The field of memory management has focused primarily on automated, low overhead techniques that minimize the memory capacity used by applications. However, as the memory system is becoming a major determinant of the performance, cost, and energy consumption for computers of any size, there are other memory system issues that merit automated management. This talk will review three such issues, discuss the hardware and system trends behind them, and highlight potential directions for research.
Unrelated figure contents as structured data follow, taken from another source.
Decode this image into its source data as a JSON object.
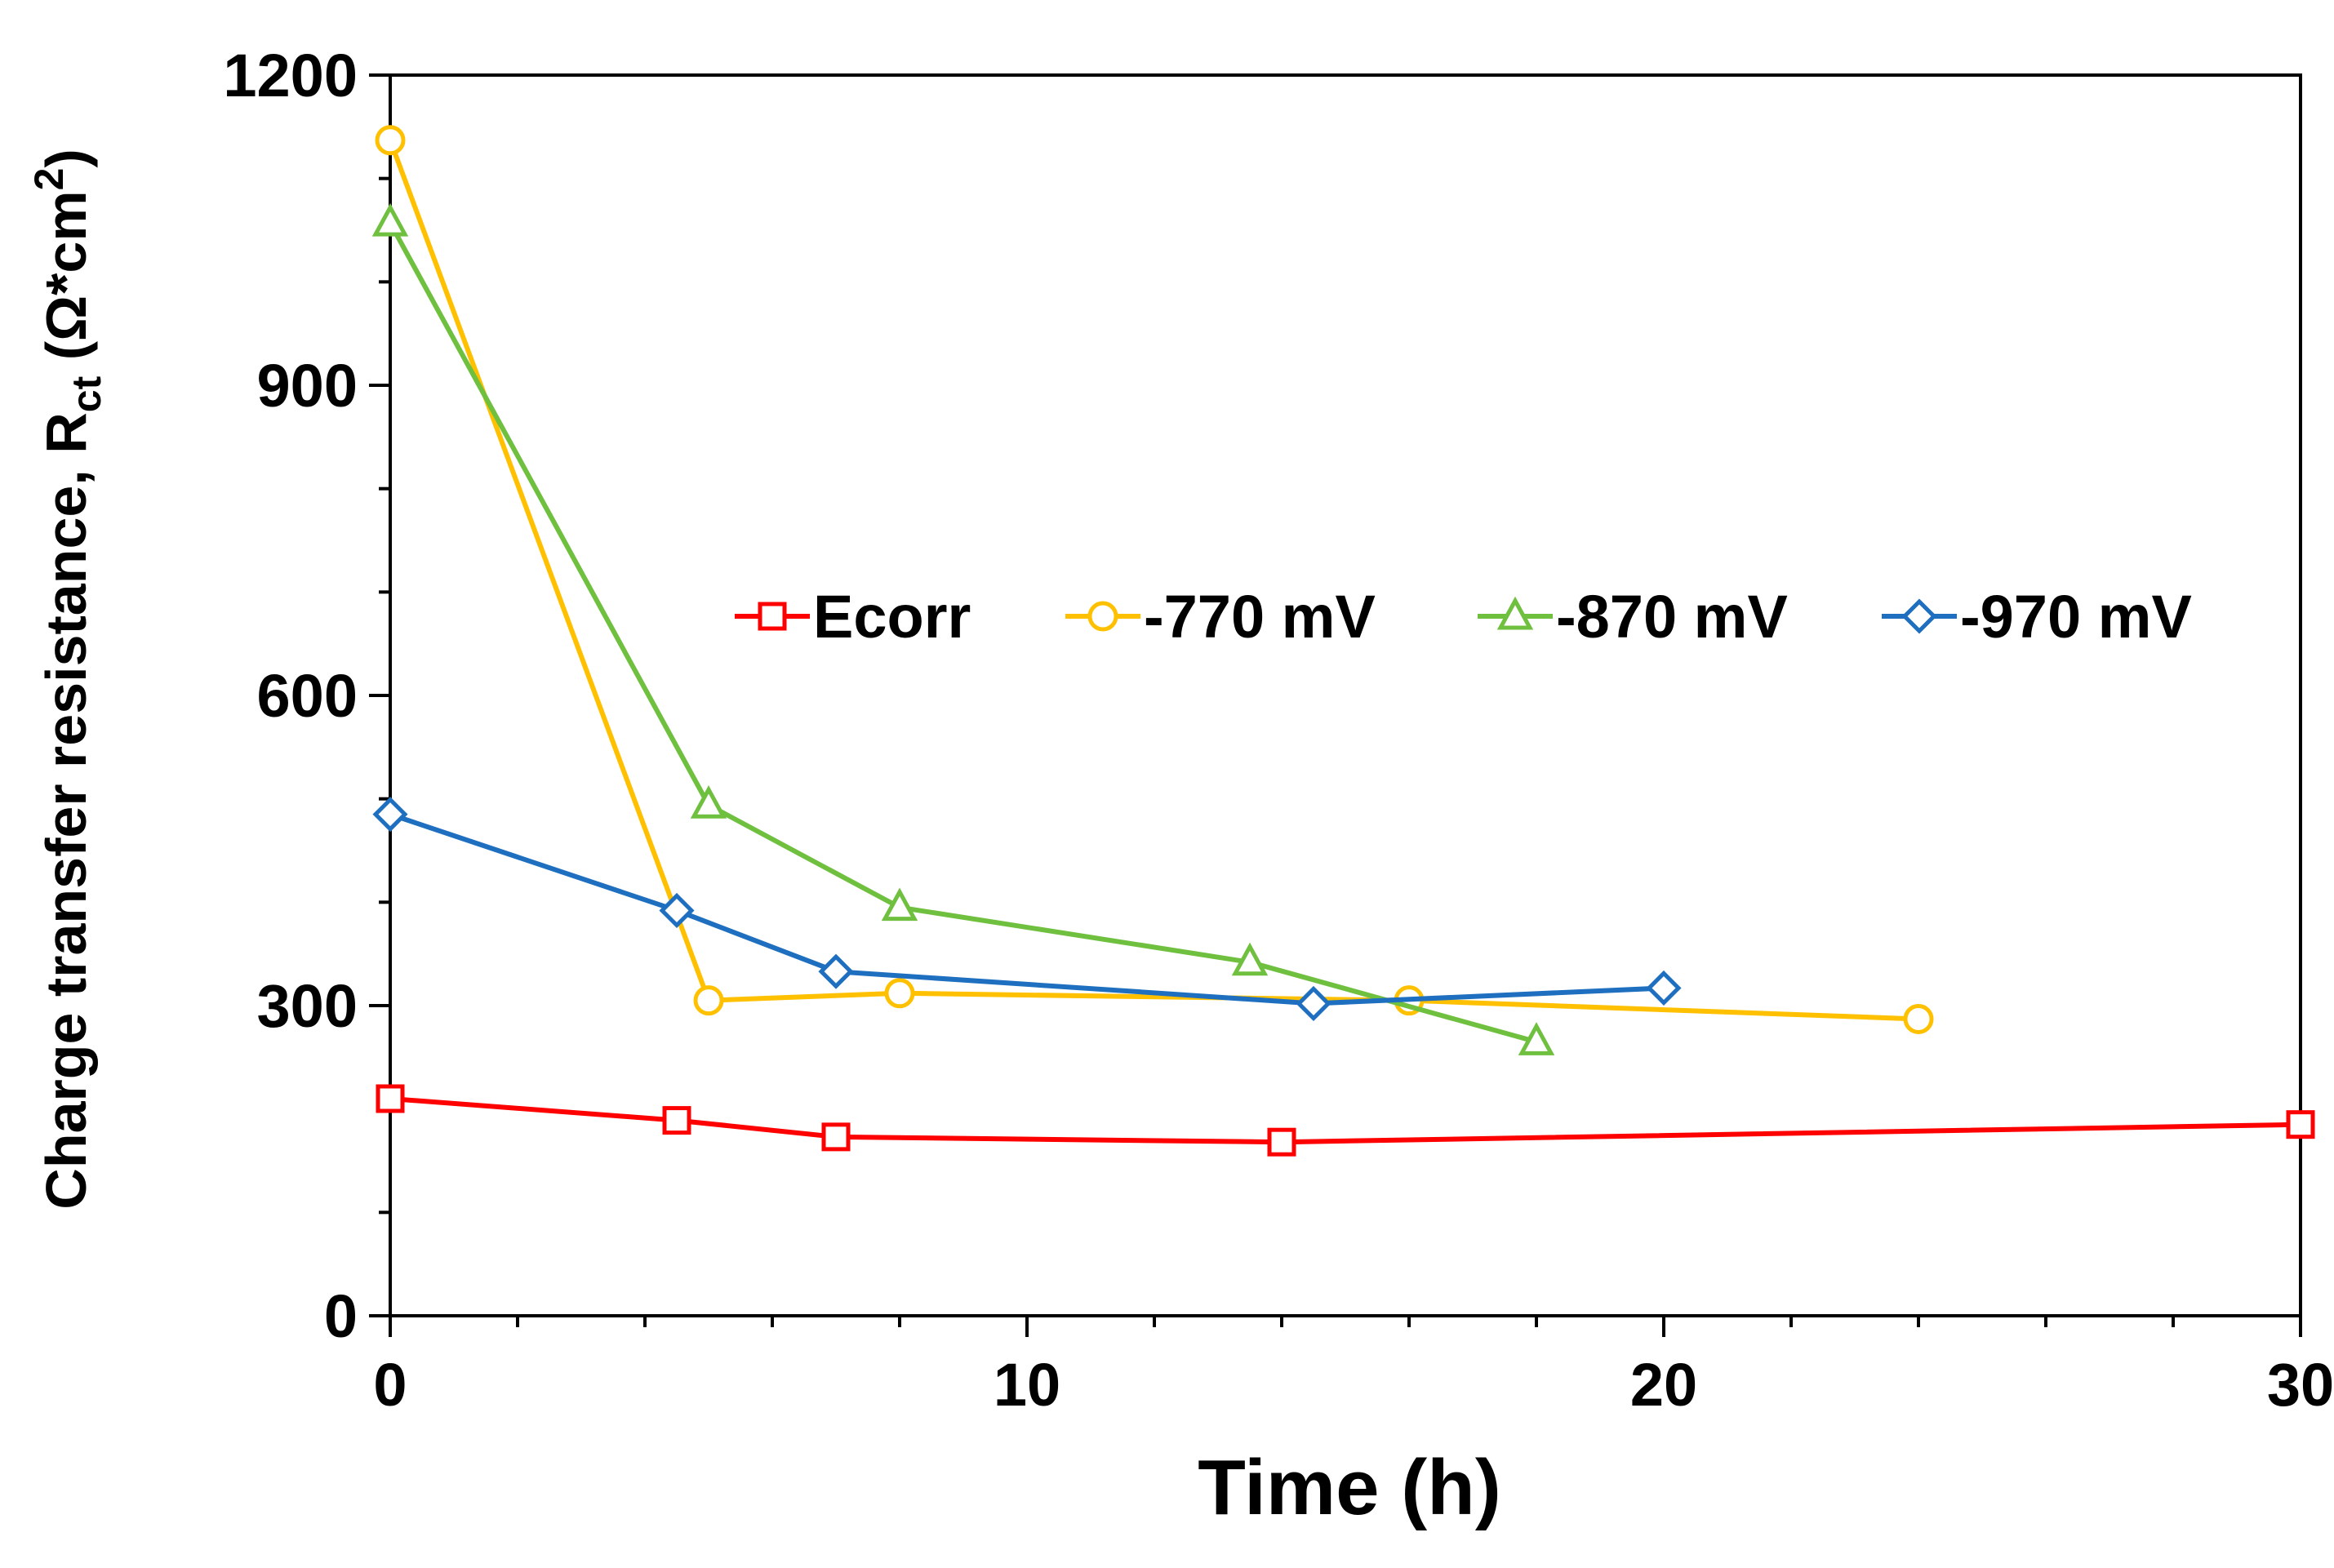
{
  "chart_data": {
    "type": "line",
    "title": "",
    "xlabel": "Time (h)",
    "ylabel": {
      "prefix": "Charge transfer resistance, R",
      "subscript": "ct",
      "unit_open": " (Ω*cm",
      "superscript": "2",
      "unit_close": ")"
    },
    "xlim": [
      0,
      30
    ],
    "ylim": [
      0,
      1200
    ],
    "xticks": [
      0,
      10,
      20,
      30
    ],
    "yticks": [
      0,
      300,
      600,
      900,
      1200
    ],
    "x_minor_step": 2,
    "y_minor_step": 100,
    "grid": false,
    "legend_position": "center",
    "series": [
      {
        "name": "Ecorr",
        "color": "#ff0000",
        "marker": "square",
        "x": [
          0,
          4.5,
          7,
          14,
          30
        ],
        "y": [
          210,
          189,
          173,
          168,
          185
        ]
      },
      {
        "name": "-770 mV",
        "color": "#ffc000",
        "marker": "circle",
        "x": [
          0,
          5,
          8,
          16,
          24
        ],
        "y": [
          1137,
          305,
          312,
          305,
          287
        ]
      },
      {
        "name": "-870 mV",
        "color": "#70c040",
        "marker": "triangle",
        "x": [
          0,
          5,
          8,
          13.5,
          18
        ],
        "y": [
          1057,
          494,
          395,
          342,
          265
        ]
      },
      {
        "name": "-970 mV",
        "color": "#1e6fbf",
        "marker": "diamond",
        "x": [
          0,
          4.5,
          7,
          14.5,
          20
        ],
        "y": [
          485,
          392,
          333,
          302,
          317
        ]
      }
    ]
  }
}
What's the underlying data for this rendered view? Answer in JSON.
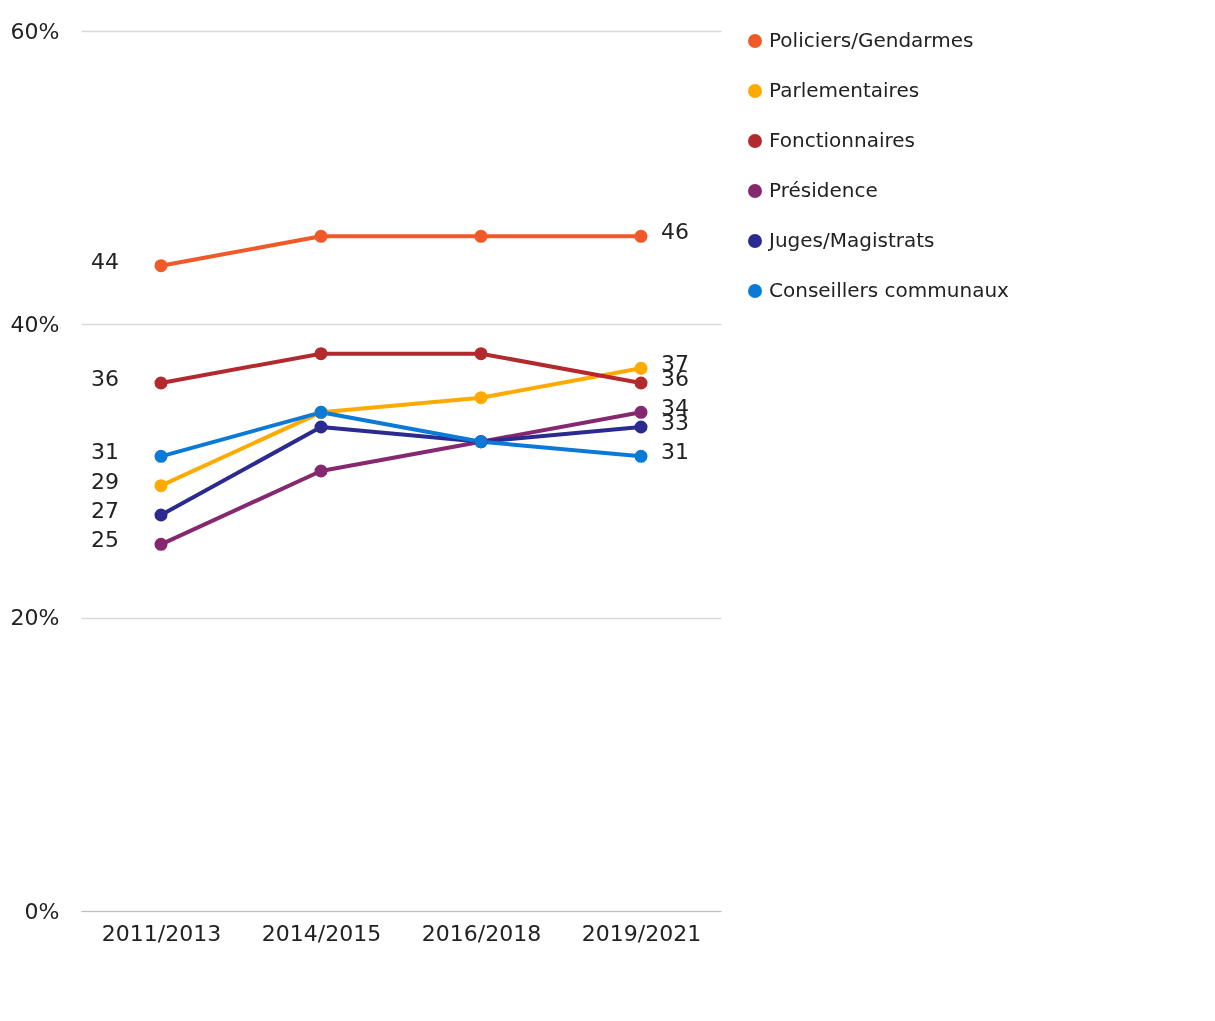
{
  "chart_data": {
    "type": "line",
    "categories": [
      "2011/2013",
      "2014/2015",
      "2016/2018",
      "2019/2021"
    ],
    "ylim": [
      0,
      60
    ],
    "yticks": [
      {
        "value": 0,
        "label": "0%"
      },
      {
        "value": 20,
        "label": "20%"
      },
      {
        "value": 40,
        "label": "40%"
      },
      {
        "value": 60,
        "label": "60%"
      }
    ],
    "grid": "y",
    "legend": "right",
    "marker": "circle",
    "line_style": "solid",
    "series": [
      {
        "name": "Policiers/Gendarmes",
        "color": "#f05a28",
        "values": [
          44,
          46,
          46,
          46
        ],
        "value_labels": [
          "44",
          null,
          null,
          "46"
        ]
      },
      {
        "name": "Parlementaires",
        "color": "#ffaa00",
        "values": [
          29,
          34,
          35,
          37
        ],
        "value_labels": [
          "29",
          null,
          null,
          "37"
        ]
      },
      {
        "name": "Fonctionnaires",
        "color": "#b22a2e",
        "values": [
          36,
          38,
          38,
          36
        ],
        "value_labels": [
          "36",
          null,
          null,
          "36"
        ]
      },
      {
        "name": "Présidence",
        "color": "#86286f",
        "values": [
          25,
          30,
          32,
          34
        ],
        "value_labels": [
          "25",
          null,
          null,
          "34"
        ]
      },
      {
        "name": "Juges/Magistrats",
        "color": "#2a2a8f",
        "values": [
          27,
          33,
          32,
          33
        ],
        "value_labels": [
          "27",
          null,
          null,
          "33"
        ]
      },
      {
        "name": "Conseillers communaux",
        "color": "#0a7ad6",
        "values": [
          31,
          34,
          32,
          31
        ],
        "value_labels": [
          "31",
          null,
          null,
          "31"
        ]
      }
    ]
  }
}
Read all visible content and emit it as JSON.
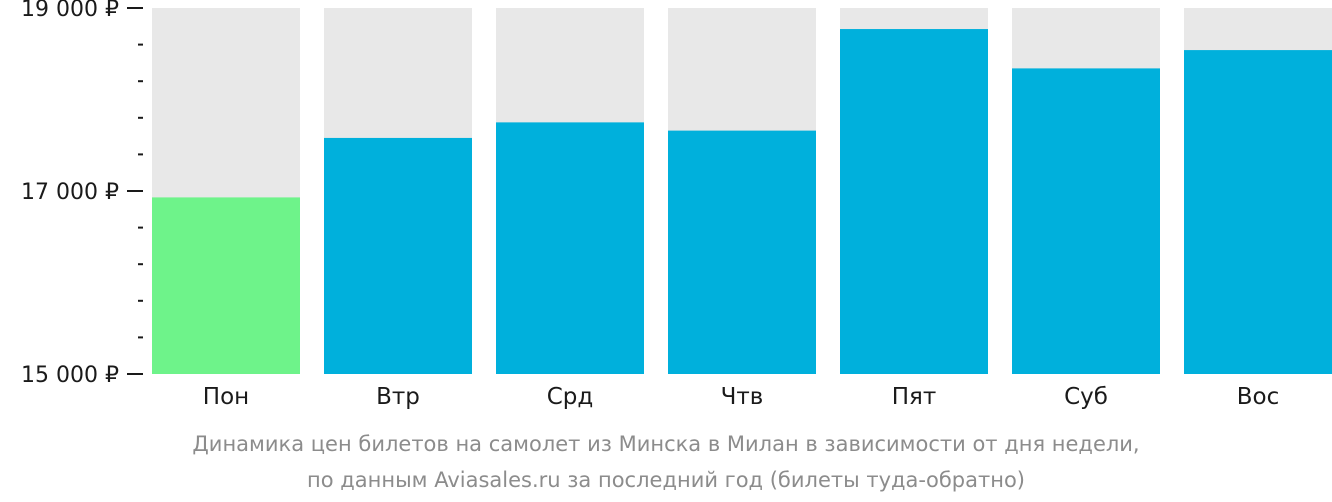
{
  "chart_data": {
    "type": "bar",
    "categories": [
      "Пон",
      "Втр",
      "Срд",
      "Чтв",
      "Пят",
      "Суб",
      "Вос"
    ],
    "values": [
      16930,
      17580,
      17750,
      17660,
      18770,
      18340,
      18540
    ],
    "ylim": [
      15000,
      19000
    ],
    "y_ticks_labeled": [
      {
        "value": 15000,
        "label": "15 000 ₽"
      },
      {
        "value": 17000,
        "label": "17 000 ₽"
      },
      {
        "value": 19000,
        "label": "19 000 ₽"
      }
    ],
    "y_minor_step": 400,
    "lowest_category": "Пон",
    "colors": {
      "bar": "#00b0dc",
      "lowest_bar": "#6ef38a",
      "bar_background": "#e8e8e8",
      "axis": "#1a1a1a"
    },
    "caption": [
      "Динамика цен билетов на самолет из Минска в Милан в зависимости от дня недели,",
      "по данным Aviasales.ru за последний год (билеты туда-обратно)"
    ]
  }
}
First, we will discuss the use of memory for fast, distributed storage for data center applications that require low latency guarantees. This issue will likely require the management of a heterogeneous memory system in each server that mixes fast and energy efficient memory devices. It also requires memory management across thousands of servers in order to achieve system wide performance goals. Second, we will discuss the issue of locality in many-core systems. Even within a single chip, scheduling parallel tasks is now an issue of locality management as frequent remote accesses can cause large performance and energy waste. This issue motivates scheduling techniques that use domain or application specific information about memory usage. Finally, we will discuss opportunities to introduce new functionality in the memory system in order to reduce communication, assist with synchronization, or enforce quality of service requirements. To justify the hardware changes needed for such functionality, we need automated management techniques that can build upon its potential.
Bio: Christos Kozyrakis is an Associate Professor of Electrical Engineering & Computer Science at Stanford University and a Visiting Scientist at Google Inc. He works on architectures, runtime environments, and programming models for parallel computing systems. At Berkeley, he developed the IRAM architecture, a novel media-processor system that combined vector processing with embedded DRAM technology. At Stanford, he led the Transactional Coherence and Consistency (TCC) project at Stanford that developed hardware and software mechanisms for programming with transactional memory. He also led the Raksha project, that developed practical hardware support and security policies to deter high-level and low-level security attacks against deployed software. Dr. Kozyrakis is currently working on hardware and software techniques for next-generation data centers. He is also a member of the Pervasive Parallelism Lab at Stanford, a multi-faculty effort to make parallel computing practical for the masses.
Christos received a BS degree from the University of Crete (Greece) and a PhD degree from the University of California at Berkeley (USA), both in Computer Science. He is the Willard R. and Inez Kerr Bell faculty scholar at Stanford and a senior member of the ACM and the IEEE. Christos has received the NSF Career Award, an IBM Faculty Award, the Okawa Fundantion Research Grant, and a Noyce Family Faculty Scholarship.